Working for SRM has been a breath of fresh air for my career, my confidence and providing me with the training I needed to obtain such industry recognised qualifications. The team at SRM are like a family, we all take the time to support each other through shadowing or through internal training sessions.  We focus on own self-improvement, provide constructive criticism and help to keep each other motivated when we’ve had a tough day or week. This kind of camaraderie really helps and provides such a good supportive network where we can ask questions or discuss concerns with. I have never worked with a more supportive team; everyone is invested in each other’s success, and will do anything within their power to help their colleagues succeed. We get the same buzz from seeing each other succeed as we do if we succeed ourselves

What are your ambitions for the future?

I intend to continue to build on my cyber security experience and to push myself to obtain my next milestone which is the CISSP (Certified Information Systems Security Professional) certification.

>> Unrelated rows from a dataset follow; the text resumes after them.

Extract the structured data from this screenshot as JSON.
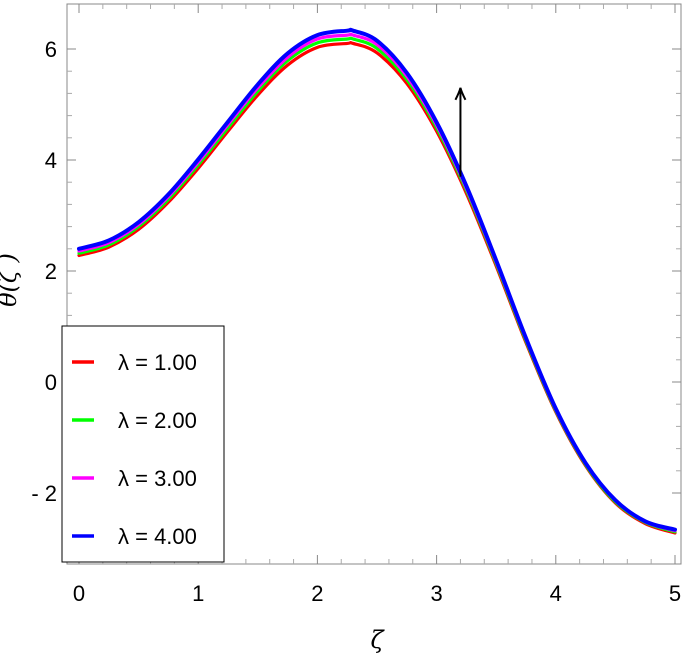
{
  "chart_data": {
    "type": "line",
    "xlabel": "ζ",
    "ylabel": "θ(ζ )",
    "xlim": [
      -0.1,
      5.1
    ],
    "ylim": [
      -3.2,
      6.9
    ],
    "xticks": [
      {
        "value": 0,
        "label": "0"
      },
      {
        "value": 1,
        "label": "1"
      },
      {
        "value": 2,
        "label": "2"
      },
      {
        "value": 3,
        "label": "3"
      },
      {
        "value": 4,
        "label": "4"
      },
      {
        "value": 5,
        "label": "5"
      }
    ],
    "yticks": [
      {
        "value": -2,
        "label": "- 2"
      },
      {
        "value": 0,
        "label": "0"
      },
      {
        "value": 2,
        "label": "2"
      },
      {
        "value": 4,
        "label": "4"
      },
      {
        "value": 6,
        "label": "6"
      }
    ],
    "x": [
      0,
      0.25,
      0.5,
      0.75,
      1.0,
      1.25,
      1.5,
      1.75,
      2.0,
      2.25,
      2.3,
      2.5,
      2.75,
      3.0,
      3.25,
      3.5,
      3.75,
      4.0,
      4.25,
      4.5,
      4.75,
      5.0
    ],
    "series": [
      {
        "name": "λ = 1.00",
        "color": "#ff0000",
        "values": [
          2.28,
          2.43,
          2.75,
          3.24,
          3.85,
          4.52,
          5.17,
          5.71,
          6.03,
          6.1,
          6.1,
          5.93,
          5.38,
          4.52,
          3.4,
          2.09,
          0.71,
          -0.54,
          -1.51,
          -2.18,
          -2.55,
          -2.72
        ]
      },
      {
        "name": "λ = 2.00",
        "color": "#00ff00",
        "values": [
          2.32,
          2.47,
          2.8,
          3.29,
          3.91,
          4.58,
          5.24,
          5.79,
          6.11,
          6.18,
          6.18,
          6.01,
          5.45,
          4.58,
          3.45,
          2.13,
          0.74,
          -0.52,
          -1.49,
          -2.16,
          -2.53,
          -2.7
        ]
      },
      {
        "name": "λ = 3.00",
        "color": "#ff00ff",
        "values": [
          2.36,
          2.51,
          2.84,
          3.34,
          3.96,
          4.64,
          5.3,
          5.85,
          6.18,
          6.25,
          6.25,
          6.08,
          5.51,
          4.63,
          3.49,
          2.16,
          0.77,
          -0.5,
          -1.47,
          -2.14,
          -2.52,
          -2.68
        ]
      },
      {
        "name": "λ = 4.00",
        "color": "#0000ff",
        "values": [
          2.4,
          2.55,
          2.88,
          3.38,
          4.01,
          4.69,
          5.36,
          5.92,
          6.25,
          6.33,
          6.33,
          6.15,
          5.57,
          4.68,
          3.53,
          2.19,
          0.79,
          -0.48,
          -1.46,
          -2.13,
          -2.51,
          -2.66
        ]
      }
    ],
    "annotation": {
      "type": "arrow",
      "x": 3.2,
      "y_from": 3.7,
      "y_to": 5.3
    },
    "legend": {
      "placement": "bottom-left"
    },
    "grid": false
  }
}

Katie’s role at SRM is as a Senior Information Security Consultant. With her strong background in Infrastructure, developed over the past 7 years, Katie has a wealth of technical experience managing large complex teams and is used to being responsible for a wide range of services. ​This includes acting as lead consultant for a number of high-profile clients, delivering a wide range of projects across the SRM service offering. She has been involved in the implementation of comprehensive Risk Management methodologies, Cyber Essentials, ISO 27001 controls and GDPR compliance. Since joining SRM Katie has worked in a V-CISO capacity while also planning and delivering Incident Response, Business Continuity and Disaster Recovery projects. and implementing ISO27001.